A 19 ans, et avec le recul désormais nécessaire, l’ancien membre de l’Academy, qui a côtoyé notamment un certain Khalis Merah, est conscient que "toutes les planètes doivent être alignées" pour accéder au monde professionnel : "En fait, on se rend compte que la qualité technique n'est pas suffisante. Il faut aussi être excellent mentalement. En plus de ça, il faut avoir la capacité de rencontrer les bonnes personnes au bon moment, avoir un bon coach, faire face à une situation sportive d'un club qui permet l'émergence de jeunes. Je pense que c'est vraiment un milieu à l'intérieur duquel le facteur chance est relativement important, avec un vrai concours de circonstances. Il faut y être préparé".
Préparé à être capable de montrer son talent au grand jour, pour les footballeurs amenés à passer le cap. Ou être capable de rebondir, pour ceux qui ne sont pas conservés. "Quand on est évincé d’un centre de formation, on vit un deuil", analyse Terence Pellicer. "On passe par les quatre étapes importantes : le choc, la remise en question, la remobilisation et l’engagement", poursuit ce préparateur mental reconnu dans le monde du football.

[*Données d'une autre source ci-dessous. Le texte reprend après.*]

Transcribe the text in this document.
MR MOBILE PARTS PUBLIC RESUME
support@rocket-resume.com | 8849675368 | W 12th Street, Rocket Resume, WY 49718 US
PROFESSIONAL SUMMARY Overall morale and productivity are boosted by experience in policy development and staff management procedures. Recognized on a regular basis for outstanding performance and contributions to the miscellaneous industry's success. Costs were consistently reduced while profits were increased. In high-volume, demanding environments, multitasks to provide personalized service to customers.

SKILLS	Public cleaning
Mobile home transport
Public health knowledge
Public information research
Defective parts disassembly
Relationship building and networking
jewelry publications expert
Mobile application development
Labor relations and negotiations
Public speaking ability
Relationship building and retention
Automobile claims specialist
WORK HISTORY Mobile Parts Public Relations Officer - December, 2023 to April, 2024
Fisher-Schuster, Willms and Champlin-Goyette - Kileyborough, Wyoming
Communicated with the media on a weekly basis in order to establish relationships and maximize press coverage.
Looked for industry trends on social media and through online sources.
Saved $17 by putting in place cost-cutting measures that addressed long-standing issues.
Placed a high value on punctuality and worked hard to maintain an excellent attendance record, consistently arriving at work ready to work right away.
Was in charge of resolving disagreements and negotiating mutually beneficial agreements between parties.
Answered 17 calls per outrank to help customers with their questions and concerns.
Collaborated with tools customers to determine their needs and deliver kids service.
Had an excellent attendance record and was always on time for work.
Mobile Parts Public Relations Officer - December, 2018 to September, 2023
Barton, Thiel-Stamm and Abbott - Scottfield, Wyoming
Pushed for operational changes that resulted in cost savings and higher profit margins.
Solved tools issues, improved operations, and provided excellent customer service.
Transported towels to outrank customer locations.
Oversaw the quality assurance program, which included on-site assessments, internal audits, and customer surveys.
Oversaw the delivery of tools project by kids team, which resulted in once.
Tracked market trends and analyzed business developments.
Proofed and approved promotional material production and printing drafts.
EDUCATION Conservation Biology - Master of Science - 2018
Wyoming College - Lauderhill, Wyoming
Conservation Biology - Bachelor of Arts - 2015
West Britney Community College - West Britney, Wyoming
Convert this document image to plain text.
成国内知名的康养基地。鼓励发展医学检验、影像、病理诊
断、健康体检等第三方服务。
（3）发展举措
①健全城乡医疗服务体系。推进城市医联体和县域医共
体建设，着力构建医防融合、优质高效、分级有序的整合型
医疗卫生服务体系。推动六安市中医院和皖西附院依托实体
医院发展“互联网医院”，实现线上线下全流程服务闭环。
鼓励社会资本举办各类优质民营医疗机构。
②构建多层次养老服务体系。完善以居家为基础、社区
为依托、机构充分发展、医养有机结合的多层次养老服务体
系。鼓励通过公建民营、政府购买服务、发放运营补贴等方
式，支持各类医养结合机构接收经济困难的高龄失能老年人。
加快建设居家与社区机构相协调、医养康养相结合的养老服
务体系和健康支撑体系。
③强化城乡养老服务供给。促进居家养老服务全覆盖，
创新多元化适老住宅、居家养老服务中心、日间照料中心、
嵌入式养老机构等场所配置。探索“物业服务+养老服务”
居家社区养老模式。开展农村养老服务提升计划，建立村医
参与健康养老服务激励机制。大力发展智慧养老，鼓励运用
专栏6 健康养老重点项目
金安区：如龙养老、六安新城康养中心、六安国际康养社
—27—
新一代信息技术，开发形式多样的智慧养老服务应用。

Une fois ces étapes passées, "il y a ceux qui acceptent et qui arrivent à s’en sortir" : "Dans ce cas-là, on arrive à les faire rebondir et on les dirige vers autre chose. Parfois ils acceptent de redescendre de niveau, de passer d’un centre de formation à un niveau R1 dans un autre club, mais avec peut-être en perspective d’aller ensuite vers un championnat de National. Plus vite ils acceptent, plus vite on arrive à les faire rebondir. Et puis il y en a qui n'acceptent pas du tout et là, ça peut les mettre dans une dépression, malheureusement, très importante, avec beaucoup de honte aussi parfois", décrit le spécialiste, se souvenant d’un jeune qui a acheté la tenue de son club formateur pour faire croire qu'il avait bel et bien été conservé en professionnel.
Le coach mental, qui suit de nombreux joueurs et joueuses en centre de formation, regrette un manque d’accompagnement psychologique : "Les clubs nous font croire que oui, mais c’est faux. Souvent, pour garder un joueur mobilisé toute la saison, on va lui faire croire que l’aventure peut continuer en fonction de ses prestations jusqu’à la dernière minute, alors qu’en réalité, on sait parfaitement qu’il va être éjecté".
Baptiste Monveneur, lui, poursuit sa route : "Est-ce que j’ai digéré tout ça ? Je pense que c'est quelque chose qui varie de jour en jour. Il y a des jours où je suis totalement en paix avec ça, notamment avec le livre aujourd'hui qui est aussi une ouverture particulière. Il y a des jours où je me dis que j'ai donné et je me dis "peut-être que j'aurais pu encore". Il y aura une part d'inachevé qui demeurera quoiqu'il arrive parce qu'on s'est accroché à ça, parce qu'on a tout donné pour. Mais ça n'enlève en rien le fait qu'aujourd'hui, j'ai fait des choix que j'assume et des choix qui font qu'à la fin, je suis un jeune plutôt épanoui avec pas mal de projets".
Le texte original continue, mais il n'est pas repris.